C’est la rentrée, la fin de l’été, et la fin de nombreux festivals qui se sont tenus dans toute la France, en Europe et dans le monde. Pendant cette période, les associations engagées contre les violences contre les femmes ne sont pas vraiment en vacances : c’est aussi durant ces événements qu’ont lieu de nombreuses agressions sexuelles et parfois même des viols.
Nombreux ont été les articles sur le sujet cet été, avec pour exemple des festivals qui ont marqué les esprits en Suède ou au Danemark. L’édition 2018 du festival suédois Bråvalla, par exemple, ne tiendra pas son édition 2018 suite à des agressions sexuelles et viols en 2017. L’interruption d’un concert par le chanteur du groupe Architects suite à une agression sexuelle en août a également fait parler cet été. Ces faits rappellent combien les violences contre les femmes sont massives et sont présentes dans toutes les sphères de la vie sociale.
Ces derniers jours, c’est le festival Rock en Seine qui était à la Une : pour la première fois, le festival se dotait d’un stand pour prévenir les agressions sexuelles, stand animé par l’association En Avant Toute(s).
L’association, que nous vous présentions en février, était présente sur plusieurs festivals cet été (Solidays, festival Causette) et a tenu des stands pour prévenir les situations de harcèlement sexuel, d’agressions sexuelles, de viols. Ces stands ont aussi été l’occasion de pouvoir discuter avec les festivaliers et festivalières des stéréotypes et de recueillir la parole des jeunes femmes victimes, si elles le souhaitaient.
Pour en parler, nous avons rencontré Louise Delavier, chargée de projet et responsable de la communication de l’association.
Vous avez tenu un stand à Rock en Seine, au festival Causette et à Solidays cette année, en quoi consistaient-ils ?
Nos stands sont avant tout dédiés à la prévention de terrain, auprès d’un large public.

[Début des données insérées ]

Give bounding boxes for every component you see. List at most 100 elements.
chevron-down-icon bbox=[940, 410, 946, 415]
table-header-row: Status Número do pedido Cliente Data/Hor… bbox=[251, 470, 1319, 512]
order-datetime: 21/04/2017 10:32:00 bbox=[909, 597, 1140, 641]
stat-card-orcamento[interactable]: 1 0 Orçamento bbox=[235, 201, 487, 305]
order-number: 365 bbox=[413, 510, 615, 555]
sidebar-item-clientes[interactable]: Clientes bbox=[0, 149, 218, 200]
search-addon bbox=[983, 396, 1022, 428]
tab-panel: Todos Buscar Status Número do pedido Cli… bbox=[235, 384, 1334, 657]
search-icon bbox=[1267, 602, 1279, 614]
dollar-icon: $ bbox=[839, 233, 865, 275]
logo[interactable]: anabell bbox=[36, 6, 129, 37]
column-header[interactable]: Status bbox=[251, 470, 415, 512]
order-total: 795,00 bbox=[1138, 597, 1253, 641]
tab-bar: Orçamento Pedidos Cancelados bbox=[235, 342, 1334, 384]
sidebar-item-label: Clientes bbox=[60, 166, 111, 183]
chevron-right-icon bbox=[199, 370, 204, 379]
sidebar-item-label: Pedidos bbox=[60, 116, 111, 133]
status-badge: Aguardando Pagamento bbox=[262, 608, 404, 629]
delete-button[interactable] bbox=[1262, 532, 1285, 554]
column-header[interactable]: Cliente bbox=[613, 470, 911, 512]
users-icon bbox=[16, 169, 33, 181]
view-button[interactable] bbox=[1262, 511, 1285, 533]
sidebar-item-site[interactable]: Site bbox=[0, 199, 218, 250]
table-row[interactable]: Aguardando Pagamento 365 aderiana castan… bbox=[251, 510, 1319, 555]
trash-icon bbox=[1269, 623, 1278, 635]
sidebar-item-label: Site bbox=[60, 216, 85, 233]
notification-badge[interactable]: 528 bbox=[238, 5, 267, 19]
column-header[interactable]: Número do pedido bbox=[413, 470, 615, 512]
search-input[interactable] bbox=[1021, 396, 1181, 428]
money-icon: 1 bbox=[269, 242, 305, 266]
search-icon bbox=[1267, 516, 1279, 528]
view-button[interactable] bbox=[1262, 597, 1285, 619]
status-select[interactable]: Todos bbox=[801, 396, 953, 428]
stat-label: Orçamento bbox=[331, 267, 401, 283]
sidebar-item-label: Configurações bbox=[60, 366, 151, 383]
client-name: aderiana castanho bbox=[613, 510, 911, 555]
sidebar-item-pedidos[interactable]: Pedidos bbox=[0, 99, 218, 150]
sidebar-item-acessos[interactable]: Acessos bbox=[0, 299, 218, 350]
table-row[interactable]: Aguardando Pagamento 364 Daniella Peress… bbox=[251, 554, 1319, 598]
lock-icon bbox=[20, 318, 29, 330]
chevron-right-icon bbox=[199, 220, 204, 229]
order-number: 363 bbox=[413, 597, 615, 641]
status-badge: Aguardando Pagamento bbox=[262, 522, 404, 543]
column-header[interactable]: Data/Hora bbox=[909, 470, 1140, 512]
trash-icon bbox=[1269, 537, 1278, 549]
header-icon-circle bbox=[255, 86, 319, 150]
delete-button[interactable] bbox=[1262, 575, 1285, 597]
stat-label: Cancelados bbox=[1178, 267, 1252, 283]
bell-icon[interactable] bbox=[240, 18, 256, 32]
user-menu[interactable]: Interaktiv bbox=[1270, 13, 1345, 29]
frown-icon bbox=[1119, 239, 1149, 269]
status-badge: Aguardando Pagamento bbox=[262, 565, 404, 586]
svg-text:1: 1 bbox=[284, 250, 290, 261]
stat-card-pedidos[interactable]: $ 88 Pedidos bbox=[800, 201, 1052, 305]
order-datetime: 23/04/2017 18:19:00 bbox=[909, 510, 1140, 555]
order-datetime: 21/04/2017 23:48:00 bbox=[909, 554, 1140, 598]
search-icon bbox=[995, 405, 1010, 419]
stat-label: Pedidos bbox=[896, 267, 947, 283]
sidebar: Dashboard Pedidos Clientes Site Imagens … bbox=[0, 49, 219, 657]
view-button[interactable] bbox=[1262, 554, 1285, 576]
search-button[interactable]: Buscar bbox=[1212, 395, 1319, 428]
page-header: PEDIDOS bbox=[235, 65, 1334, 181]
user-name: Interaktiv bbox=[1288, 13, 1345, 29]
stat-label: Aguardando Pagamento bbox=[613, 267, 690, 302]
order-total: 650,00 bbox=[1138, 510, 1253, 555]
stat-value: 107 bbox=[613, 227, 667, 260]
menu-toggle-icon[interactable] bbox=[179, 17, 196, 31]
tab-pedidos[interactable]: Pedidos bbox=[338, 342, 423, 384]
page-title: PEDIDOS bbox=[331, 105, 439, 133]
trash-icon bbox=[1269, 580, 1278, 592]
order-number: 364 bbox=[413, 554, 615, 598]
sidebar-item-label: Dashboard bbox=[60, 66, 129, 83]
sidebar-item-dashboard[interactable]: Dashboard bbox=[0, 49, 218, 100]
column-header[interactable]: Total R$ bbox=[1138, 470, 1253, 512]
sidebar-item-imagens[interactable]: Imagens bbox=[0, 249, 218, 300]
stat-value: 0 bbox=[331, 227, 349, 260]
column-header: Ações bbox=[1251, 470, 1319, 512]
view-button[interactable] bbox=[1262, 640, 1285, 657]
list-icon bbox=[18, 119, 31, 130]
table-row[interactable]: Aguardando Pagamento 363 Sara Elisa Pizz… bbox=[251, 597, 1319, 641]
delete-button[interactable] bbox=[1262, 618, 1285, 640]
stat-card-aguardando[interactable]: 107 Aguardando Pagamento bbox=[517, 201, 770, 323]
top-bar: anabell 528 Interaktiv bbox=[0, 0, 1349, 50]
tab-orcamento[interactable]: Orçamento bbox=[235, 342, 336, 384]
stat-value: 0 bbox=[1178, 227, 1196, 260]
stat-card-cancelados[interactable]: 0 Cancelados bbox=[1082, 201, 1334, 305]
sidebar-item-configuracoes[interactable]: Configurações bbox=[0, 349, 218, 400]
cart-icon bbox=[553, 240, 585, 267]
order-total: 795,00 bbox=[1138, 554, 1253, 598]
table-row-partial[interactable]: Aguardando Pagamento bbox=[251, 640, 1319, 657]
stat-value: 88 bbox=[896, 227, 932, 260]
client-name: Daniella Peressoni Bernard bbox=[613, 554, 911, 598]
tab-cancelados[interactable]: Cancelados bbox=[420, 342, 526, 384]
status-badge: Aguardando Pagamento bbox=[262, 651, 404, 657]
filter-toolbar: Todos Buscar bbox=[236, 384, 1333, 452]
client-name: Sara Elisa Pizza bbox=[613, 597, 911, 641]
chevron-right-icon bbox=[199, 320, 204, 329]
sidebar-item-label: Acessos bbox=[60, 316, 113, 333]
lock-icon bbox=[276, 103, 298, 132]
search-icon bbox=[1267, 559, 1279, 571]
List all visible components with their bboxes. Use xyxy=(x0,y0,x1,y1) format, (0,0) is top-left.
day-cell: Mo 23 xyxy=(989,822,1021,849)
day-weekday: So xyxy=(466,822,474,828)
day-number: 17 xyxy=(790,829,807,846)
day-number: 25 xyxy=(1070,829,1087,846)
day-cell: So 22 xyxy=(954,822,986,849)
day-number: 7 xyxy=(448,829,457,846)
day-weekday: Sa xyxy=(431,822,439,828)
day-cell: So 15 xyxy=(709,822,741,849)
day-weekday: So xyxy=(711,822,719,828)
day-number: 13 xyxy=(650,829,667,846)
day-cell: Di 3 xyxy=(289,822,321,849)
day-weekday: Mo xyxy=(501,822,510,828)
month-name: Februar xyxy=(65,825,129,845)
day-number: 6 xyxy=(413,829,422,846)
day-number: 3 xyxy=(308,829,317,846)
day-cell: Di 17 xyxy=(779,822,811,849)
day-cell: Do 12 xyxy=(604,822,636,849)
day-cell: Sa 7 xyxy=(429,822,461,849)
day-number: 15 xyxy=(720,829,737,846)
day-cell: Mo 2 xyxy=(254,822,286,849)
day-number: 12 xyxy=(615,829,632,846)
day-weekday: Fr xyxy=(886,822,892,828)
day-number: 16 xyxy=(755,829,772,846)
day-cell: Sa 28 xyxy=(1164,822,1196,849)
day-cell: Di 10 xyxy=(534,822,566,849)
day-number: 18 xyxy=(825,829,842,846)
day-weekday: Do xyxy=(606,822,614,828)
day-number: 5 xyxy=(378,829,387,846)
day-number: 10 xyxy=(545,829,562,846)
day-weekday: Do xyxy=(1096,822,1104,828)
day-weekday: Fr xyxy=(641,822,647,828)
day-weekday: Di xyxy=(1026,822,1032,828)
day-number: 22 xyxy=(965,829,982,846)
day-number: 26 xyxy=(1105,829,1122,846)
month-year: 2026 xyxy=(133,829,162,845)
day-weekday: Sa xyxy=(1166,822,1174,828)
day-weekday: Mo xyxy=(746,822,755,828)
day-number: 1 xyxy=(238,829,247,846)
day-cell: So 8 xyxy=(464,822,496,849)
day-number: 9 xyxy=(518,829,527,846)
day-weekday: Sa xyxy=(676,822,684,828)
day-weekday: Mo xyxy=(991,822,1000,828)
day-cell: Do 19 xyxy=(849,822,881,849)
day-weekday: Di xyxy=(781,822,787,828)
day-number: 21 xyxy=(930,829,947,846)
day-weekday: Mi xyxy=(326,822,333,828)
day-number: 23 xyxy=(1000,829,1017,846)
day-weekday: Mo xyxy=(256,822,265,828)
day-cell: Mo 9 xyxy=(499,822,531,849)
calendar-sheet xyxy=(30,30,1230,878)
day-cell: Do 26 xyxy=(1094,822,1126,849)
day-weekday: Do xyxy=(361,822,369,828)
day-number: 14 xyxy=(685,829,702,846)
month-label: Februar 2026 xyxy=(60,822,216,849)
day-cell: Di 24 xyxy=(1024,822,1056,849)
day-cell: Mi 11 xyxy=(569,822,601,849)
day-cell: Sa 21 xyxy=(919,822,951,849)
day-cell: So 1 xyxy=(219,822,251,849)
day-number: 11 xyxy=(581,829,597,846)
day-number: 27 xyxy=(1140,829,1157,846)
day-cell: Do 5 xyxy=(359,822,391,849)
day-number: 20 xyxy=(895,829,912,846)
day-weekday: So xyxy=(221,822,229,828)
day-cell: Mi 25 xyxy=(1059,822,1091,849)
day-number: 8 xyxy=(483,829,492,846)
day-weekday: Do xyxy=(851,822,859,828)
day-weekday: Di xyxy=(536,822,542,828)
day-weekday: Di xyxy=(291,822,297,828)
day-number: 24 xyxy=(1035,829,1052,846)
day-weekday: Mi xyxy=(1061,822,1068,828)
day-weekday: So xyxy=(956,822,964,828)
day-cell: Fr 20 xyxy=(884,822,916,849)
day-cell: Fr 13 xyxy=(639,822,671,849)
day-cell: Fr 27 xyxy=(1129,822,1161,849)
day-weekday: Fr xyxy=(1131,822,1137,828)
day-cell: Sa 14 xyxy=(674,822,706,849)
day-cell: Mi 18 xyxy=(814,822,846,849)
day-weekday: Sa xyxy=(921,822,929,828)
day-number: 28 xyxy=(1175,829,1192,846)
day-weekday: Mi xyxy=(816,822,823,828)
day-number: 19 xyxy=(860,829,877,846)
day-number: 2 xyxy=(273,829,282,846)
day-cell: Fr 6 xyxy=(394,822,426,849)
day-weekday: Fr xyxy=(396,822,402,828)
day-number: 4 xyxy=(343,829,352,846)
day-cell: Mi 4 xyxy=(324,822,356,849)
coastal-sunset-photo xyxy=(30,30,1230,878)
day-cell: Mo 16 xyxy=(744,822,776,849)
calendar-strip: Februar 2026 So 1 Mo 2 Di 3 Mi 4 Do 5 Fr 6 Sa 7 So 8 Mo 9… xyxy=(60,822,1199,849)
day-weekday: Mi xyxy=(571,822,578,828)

Nous proposons plusieurs jeux aux thématiques diverses, ayant pour objectif d’ouvrir la discussion et de déconstruire plusieurs stéréotypes sexistes.
Nos animations couvrent des domaines allant de l’égalité professionnelle aux stéréotypes autour des violences sexistes, en passant par la prise de conscience de l’image des femmes véhiculée par les médias et l’art. Nous nous appuyons sur ce que les festivalier.ère.s nous disent pour déconstruire les stéréotypes sexistes, racistes, homophobes, relatifs au slutshaming (comportements qui visent à rabaisser et intimider des femmes à partir de leurs comportements sexuels), etc.
D’autres animations consistent à changer le regard sur le corps et les qualités valorisées dans la société, dans une perspective d’empowerment (autonomisation des femmes).
Enfin, nous proposons une animation qui vise à libérer la parole, le « Wonder relou », sur lequel les femmes ont l’opportunité de témoigner autour du sexisme, du harcèlement et des agressions qu’elles vivent. Cette initiative nous permet de libérer la parole, de sensibiliser autour des agressions sexuelles et sexistes et d’insister sur leur caractère systémique.
Pourquoi la prévention sur le terrain est nécessaire ?
La prévention sur le terrain est nécessaire car il s’agit de moments où l’on a l’opportunité de parler directement avec le public, ce qui nous permet d’identifier très facilement où s’ancrent les stéréotypes, de permettre aux gens de se questionner et de voir les choses autrement.
De plus, nous profitons des festivals pour mettre l’accent sur les agressions sexuelles et responsabiliser les festivalier.ère.s, qui peuvent tous.tes potentiellement assister à ces violences et ont la possibilité d’agir. Nous insistons donc sur le rôle de témoin et sur la solidarité. Nous savons que c’est aussi parce que les agressions sexuelles sont trop souvent observées avec passivité que le sentiment d’impunité est si important.
Que peut-on espérer des prochaines éditions de festivals en France sur cette thématique ?
Nous espérons que cette question, qui a déjà commencé à émerger dans le débat public, prendra encore davantage d’ampleur. Avoir un stand de sensibilisation, un espace où les femmes peuvent parler, c’est bien… mais il faudrait sensibiliser chaque bénévole, chaque membre des équipes, ainsi que les forces de police et de gendarmerie pour que le relai se fasse efficacement. Nous espérons que la mobilisation enclenchée cette année ne faiblira pas, et que d’autres festivals se saisiront de la question. C’est un chantier de longue haleine, qui nécessite une véritable volonté politique.
On peut donc souhaiter aux prochains festivals français qu’ils se dotent, eux aussi, de stands de prévention, permettant aux victimes de pouvoir être entendues si elles le souhaitent, mais aussi de pouvoir discuter du sujet pour faire reculer les violences dans les festivals, qui devraient normalement être des lieux de bienveillance et de partage.